# SkPro loss function Interface

SkPro proposes an object oriented loss function class implementation. 


In [4]:
#@title IMPORTS
import numpy as np

from sklearn.linear_model import LinearRegression

from skpro.workflow.manager import DataManager
from skpro.distributions.distribution_base import Mode
from skpro.baselines.classical_baselines import ClassicalBaseline
from skpro.metrics.classical_loss import SquaredError

data = DataManager('boston')

## 1. Classical Losses

The 'classical losses' map a vector of __scalar predictions__ and a vector of targets onto the real. They all inherit from a common 'LossFunction' base abstract class and implements a '__call__' method (i.e. () operator override) that returns the vector of losses.

In [6]:
baseline =  ClassicalBaseline(LinearRegression()).fit(data.X_train, data.y_train)
estimator = LinearRegression().fit(data.X_train, data.y_train)

loss_func = SquaredError()
losses = loss_func(estimator.predict(data.X_test), data.y_test)

print('setting: ' + str(loss_func.type()))
print('total squared error: ' + str(np.mean(losses)))

setting: classical
total squared error: 33.44897999767653


## 2. Probabilisitc Losses

The 'probabilistic losses' map a vector of __distribution predictions__ (i.e. skpro distribution object) and a vector of targets onto the real.

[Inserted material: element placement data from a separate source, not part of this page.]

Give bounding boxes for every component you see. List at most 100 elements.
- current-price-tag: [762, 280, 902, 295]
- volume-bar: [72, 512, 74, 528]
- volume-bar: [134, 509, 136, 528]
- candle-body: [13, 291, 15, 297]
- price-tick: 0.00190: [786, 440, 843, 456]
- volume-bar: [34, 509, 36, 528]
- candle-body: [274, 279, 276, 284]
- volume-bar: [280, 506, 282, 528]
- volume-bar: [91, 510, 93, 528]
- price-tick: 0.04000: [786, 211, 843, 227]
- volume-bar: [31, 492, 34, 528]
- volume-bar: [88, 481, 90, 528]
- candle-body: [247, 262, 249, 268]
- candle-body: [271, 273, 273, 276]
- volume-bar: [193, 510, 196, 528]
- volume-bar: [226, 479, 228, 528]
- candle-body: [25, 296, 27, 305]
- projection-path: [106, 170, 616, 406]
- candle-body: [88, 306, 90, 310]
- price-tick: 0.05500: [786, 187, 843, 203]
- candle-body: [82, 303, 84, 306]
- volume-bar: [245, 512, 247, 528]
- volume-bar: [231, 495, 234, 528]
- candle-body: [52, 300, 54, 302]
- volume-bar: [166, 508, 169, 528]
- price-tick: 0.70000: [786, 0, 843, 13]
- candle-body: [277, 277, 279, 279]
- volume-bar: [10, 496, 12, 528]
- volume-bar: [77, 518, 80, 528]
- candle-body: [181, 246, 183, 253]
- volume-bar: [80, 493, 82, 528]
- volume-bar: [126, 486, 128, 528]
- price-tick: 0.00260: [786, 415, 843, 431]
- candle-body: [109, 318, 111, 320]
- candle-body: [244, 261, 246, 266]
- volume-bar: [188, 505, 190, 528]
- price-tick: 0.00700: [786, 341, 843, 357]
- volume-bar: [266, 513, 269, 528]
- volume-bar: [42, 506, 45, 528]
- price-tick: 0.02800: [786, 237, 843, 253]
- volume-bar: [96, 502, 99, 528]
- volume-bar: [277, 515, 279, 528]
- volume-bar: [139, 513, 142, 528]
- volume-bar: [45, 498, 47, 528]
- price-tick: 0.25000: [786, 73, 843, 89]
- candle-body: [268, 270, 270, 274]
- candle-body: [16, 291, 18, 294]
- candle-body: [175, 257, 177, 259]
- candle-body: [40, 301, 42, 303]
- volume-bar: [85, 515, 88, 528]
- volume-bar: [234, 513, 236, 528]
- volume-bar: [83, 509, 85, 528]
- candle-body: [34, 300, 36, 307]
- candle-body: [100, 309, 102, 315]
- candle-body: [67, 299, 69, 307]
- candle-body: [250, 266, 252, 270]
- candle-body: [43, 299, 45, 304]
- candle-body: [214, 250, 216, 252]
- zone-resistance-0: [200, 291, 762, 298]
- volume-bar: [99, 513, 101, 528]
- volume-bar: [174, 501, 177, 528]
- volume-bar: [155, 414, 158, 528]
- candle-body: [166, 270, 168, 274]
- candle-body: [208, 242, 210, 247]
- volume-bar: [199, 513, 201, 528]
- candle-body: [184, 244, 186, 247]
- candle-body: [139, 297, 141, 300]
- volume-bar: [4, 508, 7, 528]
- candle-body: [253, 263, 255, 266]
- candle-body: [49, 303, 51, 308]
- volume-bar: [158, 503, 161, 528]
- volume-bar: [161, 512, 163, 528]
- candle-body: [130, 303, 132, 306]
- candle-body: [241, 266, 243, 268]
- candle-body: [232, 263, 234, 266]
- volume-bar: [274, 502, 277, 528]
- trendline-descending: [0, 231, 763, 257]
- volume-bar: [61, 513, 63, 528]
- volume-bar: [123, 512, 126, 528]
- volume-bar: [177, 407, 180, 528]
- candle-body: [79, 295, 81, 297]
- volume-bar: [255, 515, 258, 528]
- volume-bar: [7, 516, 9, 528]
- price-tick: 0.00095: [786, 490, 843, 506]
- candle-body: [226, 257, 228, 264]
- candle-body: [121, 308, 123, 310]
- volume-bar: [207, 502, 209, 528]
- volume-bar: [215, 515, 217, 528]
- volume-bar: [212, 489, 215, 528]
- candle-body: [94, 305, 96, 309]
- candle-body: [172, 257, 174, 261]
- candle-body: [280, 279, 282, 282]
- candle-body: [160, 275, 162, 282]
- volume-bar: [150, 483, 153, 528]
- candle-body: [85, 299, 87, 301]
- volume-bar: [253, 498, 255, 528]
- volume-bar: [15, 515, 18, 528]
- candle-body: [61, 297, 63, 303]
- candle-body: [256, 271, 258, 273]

They all inherit from a common 'LossFunction' base abstract class and implements a '__call__' method (i.e. () operator override) that returns the vector of losses.

PS : The distribution mode must eventually be set to 'ELEMENT_WISE' to output a loss vector in a 'one a one for one basis. ' 

In [10]:
from skpro.baselines.classical_baselines import ClassicalBaseline

from skpro.metrics.proba_loss_cont import LogLossClipped
from skpro.metrics.proba_scorer import ProbabilisticScorer

baseline =  ClassicalBaseline(LinearRegression()).fit(data.X_train, data.y_train)
dist = baseline.predict_proba(data.X_test) 
dist.setMode(Mode.ELEMENT_WISE)

loss_func = LogLossClipped(cap = np.exp(-23))
losses = loss_func(dist, data.y_test)

print('setting: ' + str(loss_func.type()))
print('total squared error: ' + str(np.mean(losses)))

setting: probabilistic
total squared error: 3.3375354432750513


A 'Scorer' can be used to symplify the procedure above. It acts as a wrap-up class that directly evaluates an error given a loss functor and a probabilistic estimator. The loss function is passed in the Scorer constructor. 

A '__call__' implementation returns the score. It takes as argument : a probabilistic estimator, an array of test samples (X), an array of targets (y) and a string specifying the format of the output (mode : taking values in ['average', 'absolute'])

In [11]:

scorer = ProbabilisticScorer(LogLossClipped(cap = np.exp(-23)))
score = scorer(estimator = baseline, X = data.X_test, y = data.y_test, mode = 'average')
print('total log-loss error from scorer: ' + str(np.mean(losses)))


total log-loss error from scorer: 3.3375354432750513